次に院内処方のデメリットですが、これは前述した、医薬分業の推進理由にあった、「患者に対して過剰な薬が投与される恐れがある」という点がそのまま当てはまります。

その他、医師のみで処方せん作成から調剤まで行うため、チェック機能が働きにくいという点や、薬剤師から薬に関する詳細な説明が受けられないという点もデメリットと言えるでしょう。
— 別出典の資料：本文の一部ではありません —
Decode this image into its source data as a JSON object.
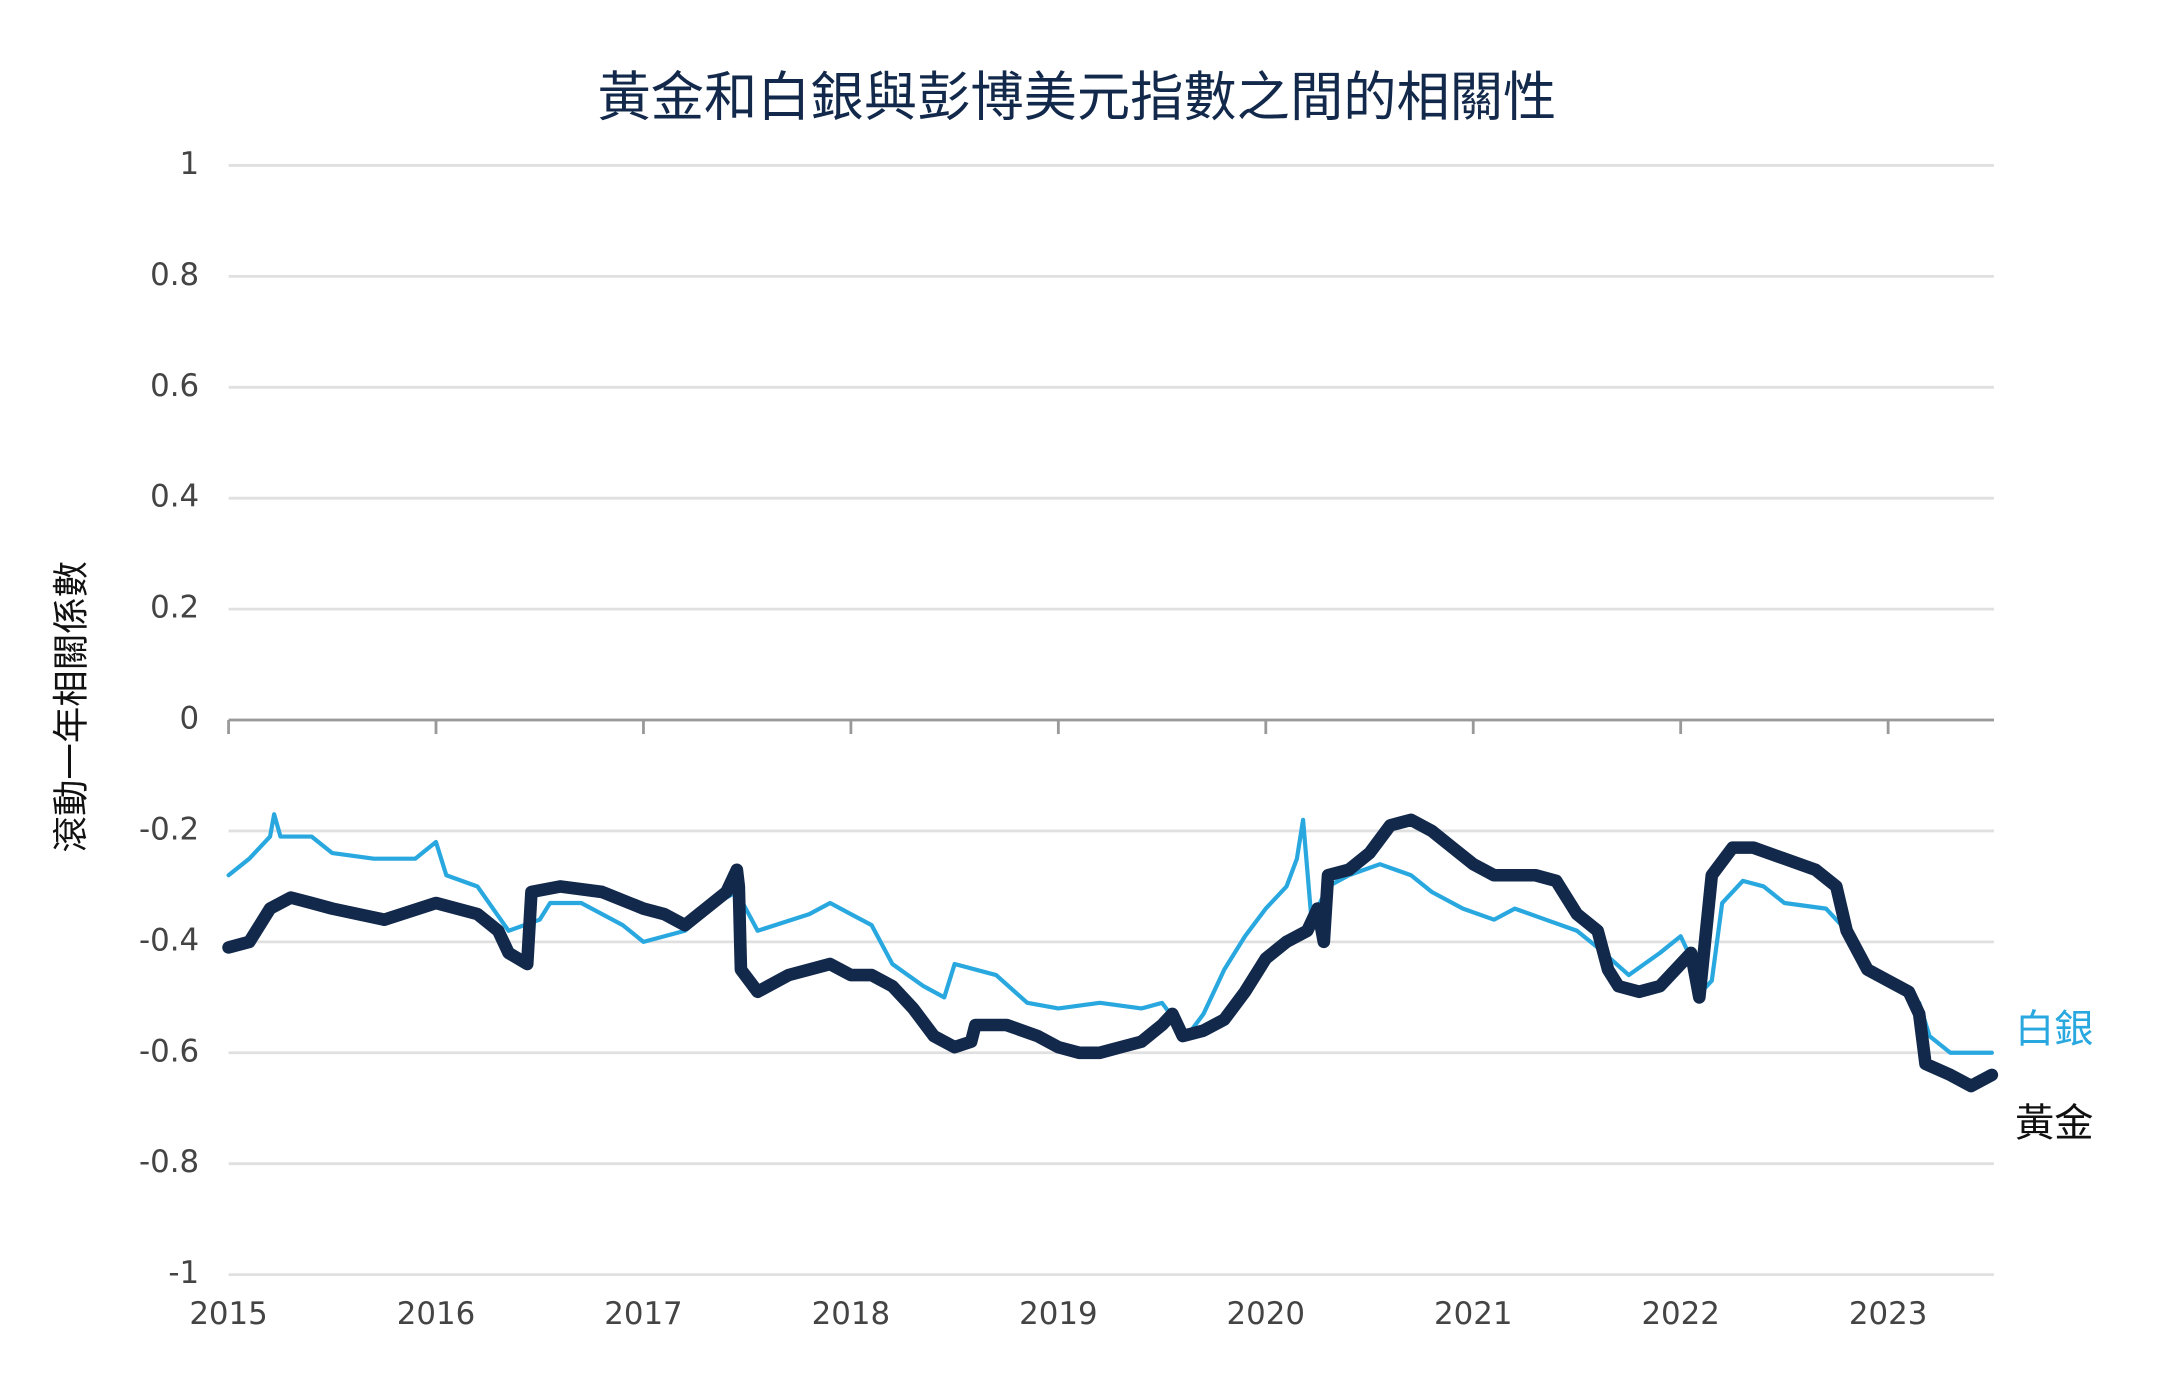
{
  "chart_data": {
    "type": "line",
    "title": "黃金和白銀與彭博美元指數之間的相關性",
    "y_label": "滾動一年相關係數",
    "xlim": [
      2015,
      2023.51
    ],
    "xticks": [
      2015,
      2016,
      2017,
      2018,
      2019,
      2020,
      2021,
      2022,
      2023
    ],
    "ylim": [
      -1,
      1
    ],
    "yticks": [
      -1,
      -0.8,
      -0.6,
      -0.4,
      -0.2,
      0,
      0.2,
      0.4,
      0.6,
      0.8,
      1
    ],
    "grid": true,
    "series": [
      {
        "name": "白銀",
        "color": "#29a8e0",
        "x": [
          2015.0,
          2015.1,
          2015.2,
          2015.22,
          2015.25,
          2015.4,
          2015.5,
          2015.7,
          2015.9,
          2016.0,
          2016.05,
          2016.2,
          2016.35,
          2016.5,
          2016.55,
          2016.7,
          2016.9,
          2017.0,
          2017.2,
          2017.35,
          2017.45,
          2017.55,
          2017.8,
          2017.9,
          2018.0,
          2018.1,
          2018.2,
          2018.35,
          2018.45,
          2018.5,
          2018.7,
          2018.85,
          2019.0,
          2019.2,
          2019.4,
          2019.5,
          2019.62,
          2019.7,
          2019.8,
          2019.9,
          2020.0,
          2020.1,
          2020.15,
          2020.18,
          2020.22,
          2020.3,
          2020.4,
          2020.55,
          2020.7,
          2020.8,
          2020.95,
          2021.1,
          2021.2,
          2021.35,
          2021.5,
          2021.6,
          2021.75,
          2021.9,
          2022.0,
          2022.05,
          2022.1,
          2022.15,
          2022.2,
          2022.3,
          2022.4,
          2022.5,
          2022.7,
          2022.8,
          2022.9,
          2023.0,
          2023.15,
          2023.2,
          2023.3,
          2023.5
        ],
        "values": [
          -0.28,
          -0.25,
          -0.21,
          -0.17,
          -0.21,
          -0.21,
          -0.24,
          -0.25,
          -0.25,
          -0.22,
          -0.28,
          -0.3,
          -0.38,
          -0.36,
          -0.33,
          -0.33,
          -0.37,
          -0.4,
          -0.38,
          -0.33,
          -0.31,
          -0.38,
          -0.35,
          -0.33,
          -0.35,
          -0.37,
          -0.44,
          -0.48,
          -0.5,
          -0.44,
          -0.46,
          -0.51,
          -0.52,
          -0.51,
          -0.52,
          -0.51,
          -0.57,
          -0.53,
          -0.45,
          -0.39,
          -0.34,
          -0.3,
          -0.25,
          -0.18,
          -0.36,
          -0.3,
          -0.28,
          -0.26,
          -0.28,
          -0.31,
          -0.34,
          -0.36,
          -0.34,
          -0.36,
          -0.38,
          -0.41,
          -0.46,
          -0.42,
          -0.39,
          -0.43,
          -0.49,
          -0.47,
          -0.33,
          -0.29,
          -0.3,
          -0.33,
          -0.34,
          -0.38,
          -0.45,
          -0.47,
          -0.51,
          -0.57,
          -0.6,
          -0.6
        ]
      },
      {
        "name": "黃金",
        "color": "#13294b",
        "x": [
          2015.0,
          2015.1,
          2015.2,
          2015.3,
          2015.4,
          2015.5,
          2015.75,
          2016.0,
          2016.2,
          2016.3,
          2016.35,
          2016.44,
          2016.46,
          2016.6,
          2016.8,
          2017.0,
          2017.1,
          2017.2,
          2017.3,
          2017.4,
          2017.45,
          2017.46,
          2017.47,
          2017.55,
          2017.7,
          2017.9,
          2018.0,
          2018.1,
          2018.2,
          2018.3,
          2018.4,
          2018.5,
          2018.58,
          2018.6,
          2018.75,
          2018.9,
          2019.0,
          2019.1,
          2019.2,
          2019.3,
          2019.4,
          2019.5,
          2019.55,
          2019.6,
          2019.7,
          2019.8,
          2019.9,
          2020.0,
          2020.1,
          2020.2,
          2020.25,
          2020.28,
          2020.3,
          2020.4,
          2020.5,
          2020.6,
          2020.7,
          2020.8,
          2020.9,
          2021.0,
          2021.1,
          2021.2,
          2021.3,
          2021.4,
          2021.5,
          2021.6,
          2021.65,
          2021.7,
          2021.8,
          2021.9,
          2022.0,
          2022.05,
          2022.09,
          2022.15,
          2022.25,
          2022.35,
          2022.5,
          2022.65,
          2022.75,
          2022.8,
          2022.9,
          2023.0,
          2023.1,
          2023.15,
          2023.18,
          2023.3,
          2023.4,
          2023.5
        ],
        "values": [
          -0.41,
          -0.4,
          -0.34,
          -0.32,
          -0.33,
          -0.34,
          -0.36,
          -0.33,
          -0.35,
          -0.38,
          -0.42,
          -0.44,
          -0.31,
          -0.3,
          -0.31,
          -0.34,
          -0.35,
          -0.37,
          -0.34,
          -0.31,
          -0.27,
          -0.3,
          -0.45,
          -0.49,
          -0.46,
          -0.44,
          -0.46,
          -0.46,
          -0.48,
          -0.52,
          -0.57,
          -0.59,
          -0.58,
          -0.55,
          -0.55,
          -0.57,
          -0.59,
          -0.6,
          -0.6,
          -0.59,
          -0.58,
          -0.55,
          -0.53,
          -0.57,
          -0.56,
          -0.54,
          -0.49,
          -0.43,
          -0.4,
          -0.38,
          -0.34,
          -0.4,
          -0.28,
          -0.27,
          -0.24,
          -0.19,
          -0.18,
          -0.2,
          -0.23,
          -0.26,
          -0.28,
          -0.28,
          -0.28,
          -0.29,
          -0.35,
          -0.38,
          -0.45,
          -0.48,
          -0.49,
          -0.48,
          -0.44,
          -0.42,
          -0.5,
          -0.28,
          -0.23,
          -0.23,
          -0.25,
          -0.27,
          -0.3,
          -0.38,
          -0.45,
          -0.47,
          -0.49,
          -0.53,
          -0.62,
          -0.64,
          -0.66,
          -0.64
        ]
      }
    ]
  }
}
国の方針とは異なる為、減少傾向にある院内処方ですが、そのメリットを院外処方側も無視せず取り入れる工夫をし、よりよいシステムを構築する必要があると言えるでしょう。

処方に関する当クリニックの考え

開院にあたり非常に悩んだ末、当クリニックは原則院内処方(一部例外を除く)を採用することにいたしました。前述のように現在では院内処方料が院外処方せん料と比べ各段に安いため、院内処方では薬を多く処方するほど収入が減るようになりました。そのため薬の処方量と関係なく同じ収入が得られる院外処方の方が採算性がよいケースが多く、普及しました。医療機関にとっては院外処方せんと比べると、院内処方では収入が少なくなり経費(調剤のための設備や部屋・人員の確保など)もかかり、煩雑なことも多いのは事実です。しかし、「患者様に喜んでもらえる病院は、患者様に選んでもらえる病院になるはずだ」という信念のもと、院内薬局を設置いたしました。

今後も厚生労働省の医療費抑制策により院内処方の収入がさらに減少すれば、いずれ当クリニックでも医薬分業に切り替えなくてはならなくなるかも知れません。患者様への目に見えないサービスとの観点から、できる限り院内処方を継続したいと考えていますので、ご協力をお願いします。